Lets say I set up and create a new Azure Account and Subscription. Azure automatically creates me an Azure AD called "somedomain.onmicrosoft.com".

Later I deploy REST API and Angular SPA app to Azure. Since I'm using Azure AD for authentication and authorization on both of the applications I register them on my Azure AD, under the domain "somedomain.onmicrosoft.com".

Everything works fine, however after some time I realize that I want to allow access to my services/apps to other organizations. After doing some research I realize that what I want to achieve is multi-tenancy.

In order to register a new tenant I do the following:

  1. Go to Azure portal.
  2. On the left blade menu click on "Create a resource" and search for "Azure Active Directory".
  3. Create a new directory called "tenant-1.onmicrosoft.com".

Next, I update my registered apps (on "somedomain.onmicrosoft.com") according to this documentation - enabling multi tenancy and common endpoint.
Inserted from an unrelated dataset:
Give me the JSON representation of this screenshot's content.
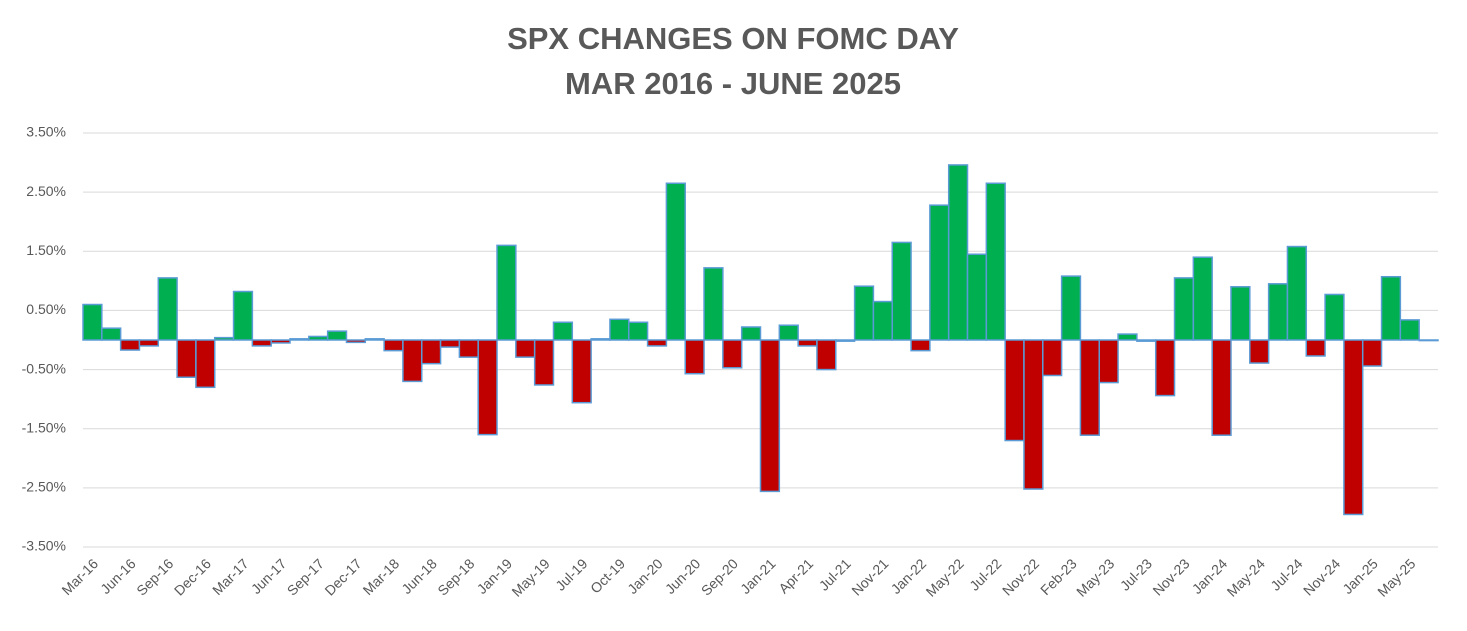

After all of this, both users from AD "somedomain.onmicrosoft.com" and "tenant-1.onmicrosoft.com" should be able to authenticate and access my services.

Question

Is this the correct way of achieving and implementing multi tenancy?

2
From Azure AD point of view, yes.Gaurav Mantri

2 Answers

3
votes

You don't need to create a new Azure AD tenant (xyz.onmicrosoft.com). Just register the application in the existing tenant or mark the existing application as multi-tenant. Then, existing other AAD tenants will be able to signup to use your app without doing further registrations. You will need to modify your app code to accept tokens from other tenants, e.g. enter link description here This link points to a regular .NET web app, not SPA. You will need to translate it to your SPA environment.

0
votes

I'm not sure of your high level use case but one thing to note about the AAD multi-tenant approach. You are assuming that person signing in has an Azure AD tenant, for example through Office365.

If they don't have an Azure AD then they won't be able to sign in.

You 'could' create an AAD for each new tenant and create a user account in there. They would have the [email protected] address and could add their own domain later.

That way they can then take advantage of all the enterprise features of AzureAD. It might be a use case, but I think you would need an AAD per tenant and I'm not sure of the limits or if this is best practice.

You can also look at B2C if you want social logins/other OpenIDConnect.